- Born: January 9, 1958 (age 68) Pusan, Korea
- Education: Korea University
- Occupation: Businessman
- Known for: Chairman and CEO of Nongshim
- Relatives: Shin Choon-ho (father) Shin Kyuk-ho (uncle) Shin Dong-bin (cousin)

= Shin Dong-won =

South Korean businessman

Shin Dong-won (born 1958) is a South Korean businessman. He is the chairman and CEO of South Korean food and beverage conglomerate Nongshim.

== Biography ==
Shin is the eldest son of the late founder and chairman of Nongshim Group Shin Choon-ho. His uncle, Shin Kyuk-ho, founded the South Korean conglomerate Lotte Corporation. The Chairman of Lotte, Shin Dong-bin, is his cousin.

He was born in Busan in 1958 and attended Shinil High School in Seoul. He studied chemical engineering at Korea University and earned a master's degree in International Trade, also from Korea University.
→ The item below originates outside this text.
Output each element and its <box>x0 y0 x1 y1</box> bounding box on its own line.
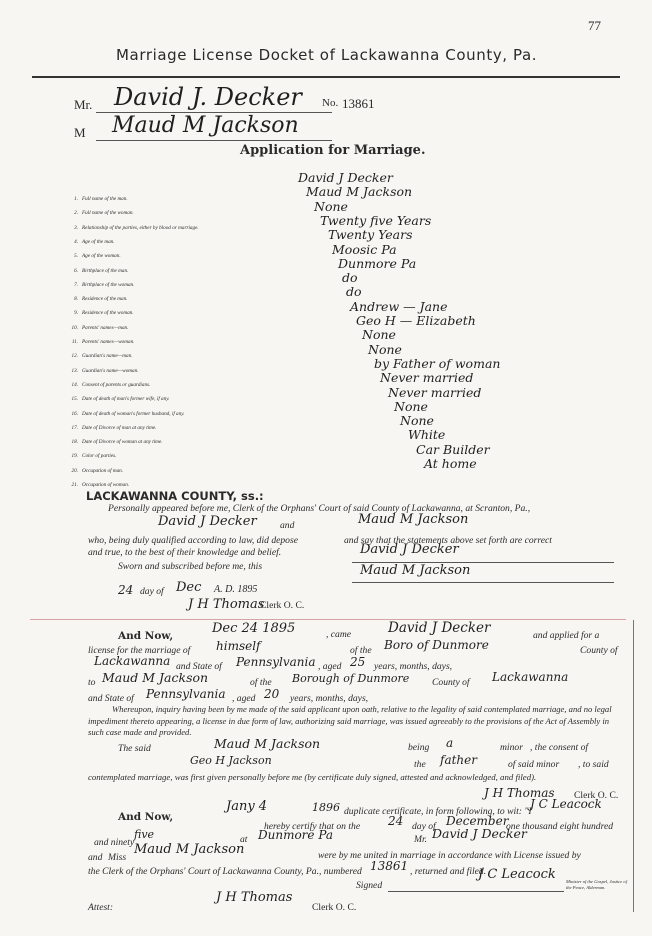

Shin started working for Nongshim in 1979 and served as a senior managing director from 1994 to 1996. He became Nongshim's CEO in 2000 and Chairman in 2021, after the passing of his father. Shin seeks to expand the company's international presence. He is credited for launching the Jjawang, which became Nongshim's second best-selling product in South Korea, after the company's signature product Shin Ramyun, and helped boost the company's share of the domestic instant noodle market from 59 percent in 2015 to 63 percent in 2020.

Shin is currently the largest shareholder of Nongshim Holdings, the largest shareholder of Nongshim, with a 42.92% stake in Nongshim Holdings.

== Personal life and family ==
Shin is married to Min Sun-young, daughter of Min Chul-ho, former president of Tongyang Securities. His eldest son, Shin Sang-yeol, joined Nongshim in 2019 after graduating from Columbia University.